The Enterprise -?915

"Presented to Wesley Moody by the Adirondack Enterprise for saving the life of Arthur Duquette, Feb. 24, 1915.

"This is the inscription upon the case of a watch which the Adirondack Enterprise has given to Wesley Moody in recognition of his brave act of saving the Duquette lad from drowning in Lake Flower.

"The Carnegie Hero Fund Commission declined to recognize the heroism of Wesley Moody on the assertion that the Commission does not recognize the acts of children who have not reached the age of discretion. Wesley is only seven years of age.

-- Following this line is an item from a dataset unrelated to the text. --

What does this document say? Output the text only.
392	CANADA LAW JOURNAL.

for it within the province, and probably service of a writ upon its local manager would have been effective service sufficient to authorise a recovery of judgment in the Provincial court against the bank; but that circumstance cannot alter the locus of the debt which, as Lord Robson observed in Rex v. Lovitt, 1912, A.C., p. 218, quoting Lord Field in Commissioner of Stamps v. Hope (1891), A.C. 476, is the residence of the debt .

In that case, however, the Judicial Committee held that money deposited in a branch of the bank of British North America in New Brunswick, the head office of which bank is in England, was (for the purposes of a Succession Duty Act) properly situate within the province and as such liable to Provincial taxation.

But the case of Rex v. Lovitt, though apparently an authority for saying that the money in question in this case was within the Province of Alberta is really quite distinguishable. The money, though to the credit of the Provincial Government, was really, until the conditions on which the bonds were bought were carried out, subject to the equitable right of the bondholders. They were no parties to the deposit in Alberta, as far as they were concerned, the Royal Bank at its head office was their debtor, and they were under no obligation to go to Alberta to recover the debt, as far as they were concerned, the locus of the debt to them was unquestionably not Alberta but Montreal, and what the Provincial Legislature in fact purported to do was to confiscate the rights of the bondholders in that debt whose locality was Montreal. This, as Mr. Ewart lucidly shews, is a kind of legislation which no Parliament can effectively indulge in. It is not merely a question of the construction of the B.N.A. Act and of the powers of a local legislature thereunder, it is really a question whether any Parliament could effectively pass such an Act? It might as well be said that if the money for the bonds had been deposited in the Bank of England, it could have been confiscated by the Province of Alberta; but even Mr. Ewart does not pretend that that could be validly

"The Adirondack Enterprise, however, holds that the lad has discretion, else he would not have saved the life of Arthur Duquette, and therefore we let the Moody lad pick out his own medal, which he did."


Smiths are still ahead

New York City Directory - 1910 - "The new City Directory, published by the Trow Publishing Company, is out, larger than ever. The peculiar names it contains include Drinkers, Booze, Boozers, Drinkwine, Pickle, Drinkwater, Beers, Schnapps and Seltzers. Animal life is represented by Bears, Beavers, Mules, Hoggs, Goats, Piggs, and Wolfs. Some birds are Cranes, Ravens, Robins, Hawkes and Pidgeons. There are two Laffs and Tear.

"There are more Smiths, of course, than any other, 3,318 in all. Brown runs second with 1,600 and Jones, 850."